Chinnamma rises to be Tamil Nadu's new Amma
06 February 2017
V K Sasikala, the all-season companion of late Tamil Nadu chief minister J Jayalalithaa, has finally emerged from the shadows and is now set to take on the mantle of Tamil Nadu chief minister with the against the wishes of many within the All India Anna Dravida Munnetta Kazhagam (AIADMK).
Sasikala, who has never held any party post nor contested an election has been chosen as the new AIADMK legislature party leader, and will soon be chief minister.
Opposition Dravida Munnetra Kazhagam (DMK) condemned the move with its leader M K Stalin commenting that the people of Tamil Nadu voted for AIADMK and J Jayalilatah and "not for the late chief ministry's housemaid".
A month after Jayalalithaa's death, acting chief minister O Panneerselvam resigned to make way for the elevation of Sasikala as the new chief minister and leader of AIADMK.
He also cleared the chief minister's office and party hierarchy of leaders who were close to the late Jayalalitha and replaced them with Shasikala supporters.
For VK Sasikala, it is a remarkable rise and even before an oath-taking ceremony, her name and image is prominent on the Twitter page of the chief minister's office.
The Twitter page changed just minutes after stand-by chief minister proposing Shashikala as the new leader of the party and AIADMK lawmakers elected Sasikala as their chief, setting the stage for her takeover as chief minister.
Sources say the oath ceremony may be held on Thursday; 9 February is believed to be an auspicious date.
It will depend on the schedule of governor C Vidyasagar Rao, who is in Delhi for the wedding of a union minister's son. His absence from Tamil Nadu at this time has driven speculation that the centre - the governor reports to the home ministry - is not happy at the AIADMK's decision to elevate Sasikala.

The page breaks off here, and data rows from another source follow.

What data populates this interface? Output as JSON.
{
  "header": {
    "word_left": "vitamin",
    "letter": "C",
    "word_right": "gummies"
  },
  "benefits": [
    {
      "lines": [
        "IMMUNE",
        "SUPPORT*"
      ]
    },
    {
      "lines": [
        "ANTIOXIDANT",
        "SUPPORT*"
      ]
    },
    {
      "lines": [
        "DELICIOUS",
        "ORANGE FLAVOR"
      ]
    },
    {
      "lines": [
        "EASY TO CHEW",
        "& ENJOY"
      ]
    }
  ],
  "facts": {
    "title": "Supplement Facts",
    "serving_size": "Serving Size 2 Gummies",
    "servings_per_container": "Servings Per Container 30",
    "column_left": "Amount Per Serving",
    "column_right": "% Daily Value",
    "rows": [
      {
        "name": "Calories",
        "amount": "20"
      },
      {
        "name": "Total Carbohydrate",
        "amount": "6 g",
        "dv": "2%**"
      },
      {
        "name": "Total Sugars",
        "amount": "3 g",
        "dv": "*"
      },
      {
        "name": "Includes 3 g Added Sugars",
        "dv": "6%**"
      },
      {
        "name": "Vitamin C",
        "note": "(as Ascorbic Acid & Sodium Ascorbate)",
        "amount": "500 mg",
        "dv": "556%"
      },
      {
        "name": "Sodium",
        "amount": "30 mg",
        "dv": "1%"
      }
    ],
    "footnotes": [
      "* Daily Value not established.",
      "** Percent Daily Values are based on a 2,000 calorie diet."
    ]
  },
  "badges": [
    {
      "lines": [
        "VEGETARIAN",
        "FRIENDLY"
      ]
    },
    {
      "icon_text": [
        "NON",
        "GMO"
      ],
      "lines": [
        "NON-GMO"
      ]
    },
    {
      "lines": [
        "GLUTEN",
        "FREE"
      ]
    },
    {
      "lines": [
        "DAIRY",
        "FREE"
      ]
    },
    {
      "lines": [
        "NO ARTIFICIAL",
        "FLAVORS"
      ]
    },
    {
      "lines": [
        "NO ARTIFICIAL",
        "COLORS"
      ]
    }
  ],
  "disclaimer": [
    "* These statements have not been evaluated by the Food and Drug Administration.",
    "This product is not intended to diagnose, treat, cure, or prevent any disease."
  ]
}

A 61-year-old former video cassette seller, Sasikala faces more than a few challenges as she prepares to rule one of India's most politically vital states.
Within six months after taking over, she has to be elected from an assembly seat.
During that period, she faces the Supreme Court verdict on a disproportionate wealth case.
Party leaders argue that Sasikala was acquitted in the case along with Jayalalithaa, but an appeal against it is before the top court.